DEPARTMENT OF HEALTH
News Release issued by The Government News Network on 7 May 2008
- Stroke care
coordinators to support survivors and their carers -
Every local authority in England will be able to appoint a
dedicated Stroke Care Coordinator to support stroke survivors and
their carers thanks to millions of pounds of extra funding for
stroke services, Health Minister Ann Keen announced today.
The Government has committed £77m over the next three years to
develop innovative new approaches to delivering stroke services
and support areas of poor performance to propel the NHS and social
services towards meeting key markers in the Stroke Strategy.
Published in December, it set out a bold vision for the delivery
of world-class stroke services, from prevention right through to
life-long support.
There are some 900,000 in England people living with the
consequences of a stroke. Stroke is also the largest single cause
of severe disability in England, so much of the extra investment
will go towards better long-term support for the 300,000 people
living with moderate to severe disabilities as a result of stroke.
Every local authority will receive a ring-fenced grant worth an
average of £100,000 per year. This money could fund:
* A stroke care coordinator, especially where local authorities
do not currently have a specialist, social care focussed, approach
to supporting people and their carers affected by stroke. Such a
role would provide a person-centred approach to delivery of
services across local government and the NHS;
* Counselling and support services to help survivors come to
terms with the emotional and cognitive effects of stroke;
* Support to get back to work, for example through a vocational
rehabilitation scheme
In addition, every Strategic Health Authority will receive £2.4m
over the next three years to invest in improvements to acute
services across the country. We want the NHS to support areas of
poor performance and share best practice across the service. This
extra money could be used to:
* Quicken the response to stroke, which could include
reorganising emergency response, stroke teams and radiology units
to ensure rapid access to scans, thrombolysis and early
multi-disciplinary assessment;
* Improve access to rehabilitation services, which could include
setting up an early supported discharge scheme or moving
rehabilitation into a community setting.
Health Minister Ann Keen said:
"Stroke survivors often say that the full impact of their
condition only hits them once they leave hospital. For some, this
can feel like a time of abandonment, when it is hard to know how
to access help.
"That is why extra investment in social services is so
important. We know that long-term support needs to be better
coordinated and local authorities have a critical role to play
alongside the NHS and the voluntary sector in improving services
for the thousands of people living with disabilities as a result
of stroke.
"Only by working together will we deliver the level of
after-stroke care survivors and their carers deserve."
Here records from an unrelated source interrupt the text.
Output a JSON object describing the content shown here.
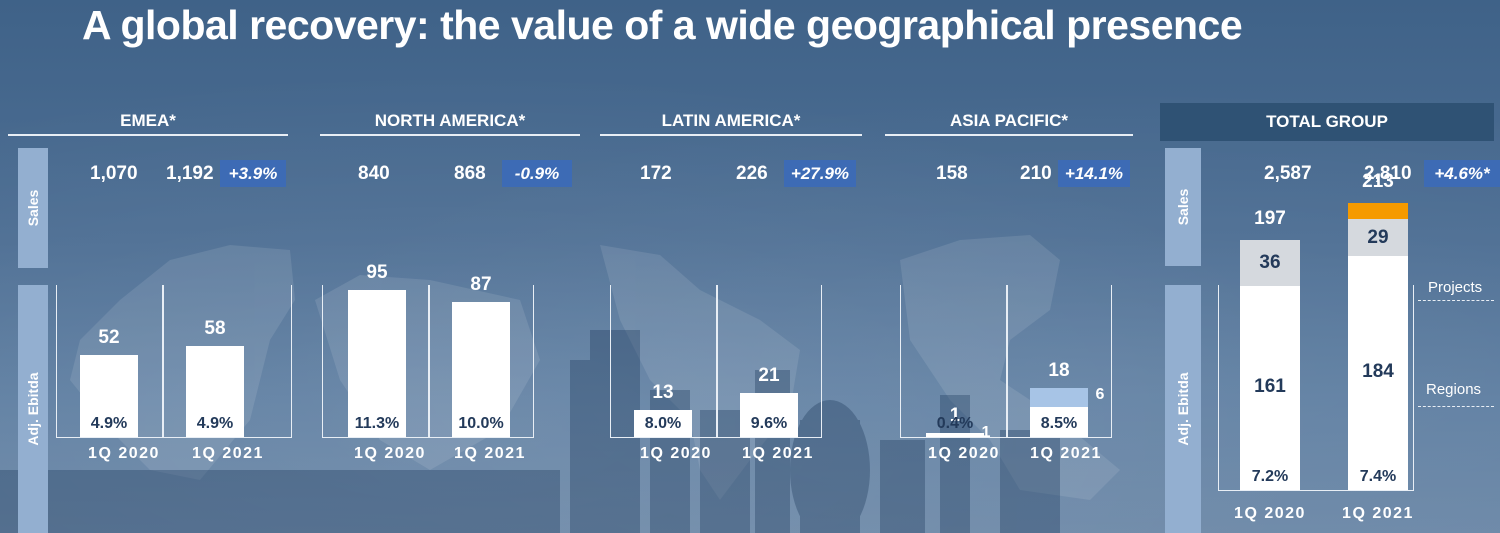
{
  "title": "A global recovery: the value of a wide geographical presence",
  "colors": {
    "background": "#4a6b90",
    "bar_main": "#ffffff",
    "badge": "#3d6bb5",
    "side_tab": "#93afd0",
    "total_header": "#2f5274",
    "projects_2021": "#f59a00",
    "projects_2020": "#d5d9de",
    "asia_2021_extra": "#a7c4e6"
  },
  "labels": {
    "sales": "Sales",
    "adj_ebitda": "Adj. Ebitda",
    "projects": "Projects",
    "regions": "Regions"
  },
  "chart_data": [
    {
      "type": "bar",
      "title": "EMEA*",
      "categories": [
        "1Q 2020",
        "1Q 2021"
      ],
      "sales": [
        "1,070",
        "1,192"
      ],
      "sales_change": "+3.9%",
      "values": [
        52,
        58
      ],
      "values_text": [
        "52",
        "58"
      ],
      "margins": [
        "4.9%",
        "4.9%"
      ]
    },
    {
      "type": "bar",
      "title": "NORTH AMERICA*",
      "categories": [
        "1Q 2020",
        "1Q 2021"
      ],
      "sales": [
        "840",
        "868"
      ],
      "sales_change": "-0.9%",
      "values": [
        95,
        87
      ],
      "values_text": [
        "95",
        "87"
      ],
      "margins": [
        "11.3%",
        "10.0%"
      ]
    },
    {
      "type": "bar",
      "title": "LATIN AMERICA*",
      "categories": [
        "1Q 2020",
        "1Q 2021"
      ],
      "sales": [
        "172",
        "226"
      ],
      "sales_change": "+27.9%",
      "values": [
        13,
        21
      ],
      "values_text": [
        "13",
        "21"
      ],
      "margins": [
        "8.0%",
        "9.6%"
      ]
    },
    {
      "type": "bar",
      "title": "ASIA PACIFIC*",
      "categories": [
        "1Q 2020",
        "1Q 2021"
      ],
      "sales": [
        "158",
        "210"
      ],
      "sales_change": "+14.1%",
      "values": [
        1,
        18
      ],
      "values_text": [
        "1",
        "18"
      ],
      "margins": [
        "0.4%",
        "8.5%"
      ],
      "side_labels": [
        "1",
        "6"
      ]
    },
    {
      "type": "bar",
      "title": "TOTAL GROUP",
      "categories": [
        "1Q 2020",
        "1Q 2021"
      ],
      "sales": [
        "2,587",
        "2,810"
      ],
      "sales_change": "+4.6%*",
      "totals": [
        "197",
        "213"
      ],
      "series": [
        {
          "name": "Regions",
          "values": [
            161,
            184
          ]
        },
        {
          "name": "Projects",
          "values": [
            36,
            29
          ]
        }
      ],
      "margins": [
        "7.2%",
        "7.4%"
      ]
    }
  ]
}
Jon Barrick, Chief Executive of the Stroke Association, said:
"All too often stroke survivors tell us that their
transition from hospital back into the community was daunting and
disorganised with poor links between health and social services.
That's why this announcement to help stroke survivors in the
community is so important.
"By providing these ring-fenced resources to social
services, we hope to see a vital increase in specialist and
voluntary sector stroke expertise in the community - something
stroke survivors desperately want and need."
Professor Roger Boyle, National Clinical Director for Stroke, said:
"Treating stroke as an emergency will save lives. The
challenge now for the NHS is to accelerate its response to stroke.
Some people will benefit from clot-busting drugs, but everyone can
benefit from getting into hospital quickly, being seen by a
specialist and scanned within three hours of feeling unwell.
"I want to see the NHS use this extra money to develop
rapid-response systems so that people are scanned quickly before
being swiftly moved to a specialist stroke unit for the best treatment."
A stroke can be diagnosed by using FAST - Facial weakness, Arm
weakness, Speech Problems, Test all three. If someone has these
symptoms you should call an ambulance straight away.
Notes to editors:
1. Stroke is a blood clot or bleed in the brain which can leave
lasting damage affecting mobility, cognition, sight or
communication. Each year more than 110,000 people in England have
a stroke, costing the NHS over £2.8bn.
2. Stroke is the third biggest killer in England, with 50,000
people dying from it each year.
3. The Department of Health published its Stroke Strategy in
December 2007 following consultation with a wide range of
stakeholders, including people who had themselves experienced
stroke. By following the actions in the strategy, up to 6,800
deaths and cases of disability could be avoided every year. Key
measures in the strategy include:
* MRI scans for higher-risk individuals with Transient Ischaemic
Attack (TIA) - also known as 'minor strokes' - within
24hrs of experiencing symptoms. Within seven days for low-risk
individuals. This could lead to an 80 per cent reduction in the
number of people who go on to have a full stroke.
* Immediate transfer of those with suspected stroke to a
specialist centre offering immediate clinical assessment, scans
and clot-busting drugs. All local areas will have 24/7 coverage by
at least one specialist centre.
* Those with stroke requiring urgent brain imaging scanned within
the next scan slot during normal working hours, and within 60mins
out of hours.
* People affected by stroke and their carers should have
immediate access to high quality rehabilitation and support from
stroke-skilled services in hospital, allowing people to get home
faster. This specialist care should continue for as long as it is needed.